Which in turn matches the index->fd != fd expression here:

https://github.com/NeuronRobotics/nrjavaserial/blob/0df8b60485a56d7698b71183237b5615d02a8194/src/main/c/src/SerialImp.c#L4935-L4936

In other words, while navigating the chain of event_info_structs, the code in interruptEventLoop appears to be bumping into a garbage next pointer and tries to dereference it, causing the crash.

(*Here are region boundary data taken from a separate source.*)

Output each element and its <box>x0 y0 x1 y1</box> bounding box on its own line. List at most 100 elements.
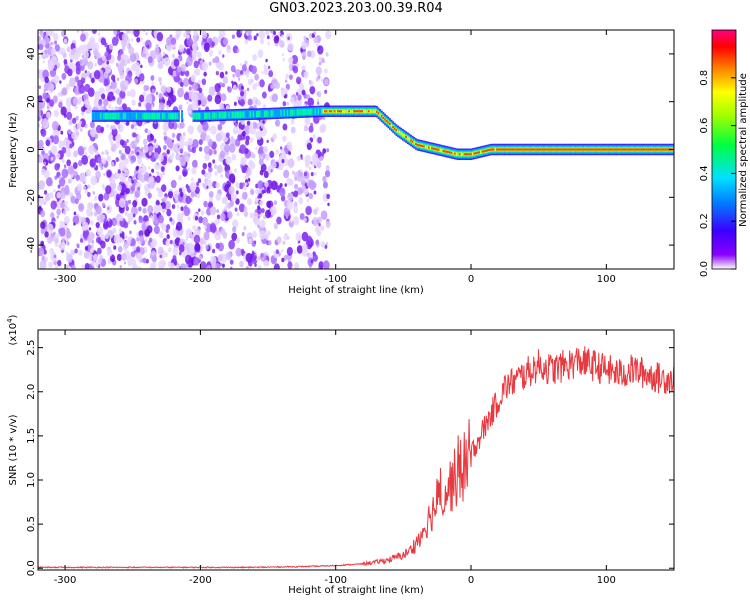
ridge-segment <box>486 149 489 152</box>
noise-speckle <box>269 205 277 216</box>
noise-speckle <box>227 86 232 93</box>
noise-speckle <box>61 72 67 80</box>
noise-speckle <box>75 174 80 181</box>
ridge-segment <box>531 148 534 151</box>
noise-speckle <box>160 222 165 229</box>
noise-speckle <box>318 261 324 269</box>
noise-speckle <box>110 80 117 90</box>
noise-speckle <box>304 116 311 126</box>
ridge-segment <box>428 146 430 149</box>
ridge-segment <box>642 148 645 151</box>
noise-speckle <box>115 62 119 67</box>
noise-speckle <box>54 44 60 52</box>
noise-speckle <box>295 76 302 85</box>
noise-speckle <box>234 168 238 173</box>
noise-speckle <box>257 49 264 58</box>
ridge-segment <box>354 110 357 113</box>
noise-speckle <box>78 84 86 94</box>
noise-speckle <box>76 122 82 130</box>
noise-speckle <box>300 154 303 158</box>
ridge-segment <box>546 148 549 151</box>
noise-speckle <box>245 135 250 142</box>
noise-speckle <box>199 237 205 245</box>
noise-speckle <box>280 195 286 202</box>
noise-speckle <box>104 223 107 228</box>
ridge-segment <box>640 148 643 151</box>
noise-speckle <box>54 238 59 244</box>
ridge-segment <box>556 148 559 151</box>
ridge-segment <box>328 110 331 113</box>
noise-speckle <box>257 205 261 210</box>
noise-speckle <box>199 100 202 104</box>
noise-speckle <box>198 87 203 94</box>
noise-speckle <box>111 258 115 262</box>
colorbar-tick-label: 0.2 <box>699 213 710 229</box>
noise-speckle <box>151 81 154 85</box>
ridge-segment <box>518 148 521 151</box>
noise-speckle <box>326 148 330 153</box>
noise-speckle <box>189 247 196 258</box>
ridge-segment <box>367 110 370 113</box>
ridge-segment <box>442 149 445 153</box>
noise-speckle <box>289 96 295 104</box>
noise-speckle <box>324 89 328 94</box>
noise-speckle <box>71 132 76 140</box>
noise-speckle <box>143 144 149 153</box>
ridge-segment <box>643 148 646 151</box>
noise-speckle <box>316 98 320 103</box>
ridge-segment <box>611 148 614 151</box>
noise-speckle <box>281 248 284 253</box>
noise-speckle <box>247 78 253 86</box>
ridge-segment <box>270 110 273 117</box>
noise-speckle <box>239 260 244 268</box>
noise-speckle <box>303 171 308 177</box>
noise-speckle <box>89 36 96 46</box>
noise-speckle <box>295 92 299 96</box>
ridge-segment <box>455 152 458 156</box>
noise-speckle <box>42 118 49 128</box>
noise-speckle <box>179 191 184 198</box>
noise-speckle <box>66 227 70 234</box>
noise-speckle <box>119 172 127 183</box>
noise-speckle <box>284 183 287 187</box>
noise-speckle <box>147 192 152 199</box>
noise-speckle <box>72 47 77 54</box>
noise-speckle <box>252 54 257 61</box>
noise-speckle <box>57 92 61 97</box>
noise-speckle <box>251 230 257 239</box>
noise-speckle <box>63 38 68 44</box>
noise-speckle <box>74 75 80 83</box>
ridge-segment <box>337 110 339 113</box>
noise-speckle <box>60 201 66 209</box>
ridge-segment <box>527 148 529 151</box>
noise-speckle <box>48 192 54 199</box>
noise-speckle <box>127 177 132 184</box>
noise-speckle <box>231 232 238 242</box>
noise-speckle <box>320 78 324 83</box>
noise-speckle <box>163 52 166 56</box>
ridge-segment <box>497 148 500 151</box>
noise-speckle <box>142 91 147 97</box>
noise-speckle <box>163 144 167 151</box>
noise-speckle <box>242 182 245 187</box>
noise-speckle <box>90 77 95 84</box>
noise-speckle <box>266 187 271 194</box>
noise-speckle <box>241 164 248 173</box>
noise-speckle <box>322 116 326 121</box>
ridge-segment <box>153 112 156 120</box>
noise-speckle <box>293 250 297 255</box>
noise-speckle <box>56 152 61 159</box>
noise-speckle <box>209 205 217 216</box>
noise-speckle <box>98 162 102 168</box>
noise-speckle <box>120 83 127 92</box>
noise-speckle <box>183 92 190 101</box>
noise-speckle <box>117 52 121 57</box>
noise-speckle <box>226 44 231 50</box>
noise-speckle <box>127 199 131 205</box>
noise-speckle <box>235 247 242 257</box>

Possibly related to issue #197, which is reporting an infinite loop rather than a crash.

Possible explanation

If I’m reading the source code correctly, each event_info_struct is owned by its monitor thread, and lives in the stack frame of that thread’s eventLoop.

I couldn’t ultimately figure out how garbage could be possibly ending up in the middle of an event_info_struct.

But a possible explanation would be: a monitor thread might be dying before it gets to bail out of its event_loop. Or maybe a TERM or some other signal is beaming the thread out of its event_loop. Either way, the event_loop never gets to run finalize_event_info_struct. This causes a stale pointer to remain in the global chain, even after the stack frame of event_loop is unrolled. The memory might later be reused by another stack frame or stack.

This theory could explain why during a subsequent invocation of interruptEventLoop in some other thread, while navigating the global chain of event_info_structs, the code might be taking some piece of stack garbage as the real thing.

All that is just speculation from static analysis of the code. But if my theory happens to be correct, it might also explain the stalling reported in issue #197; if the stack segment of a reaped monitor thread is immediately reused by another monitor thread, the stack frame address of the new event_loop might perfectly align with the stale stack frame from the past thread’s event_loop, which means its event_info_struct pointer might end up twice in the global chain. This would cause a cycle in the chain, and a subsequent call to interruptEventLoop from a Java thread might become stuck in an infinite cycle.

Fix

Preliminary testing suggests that PR #211 might be fixing this.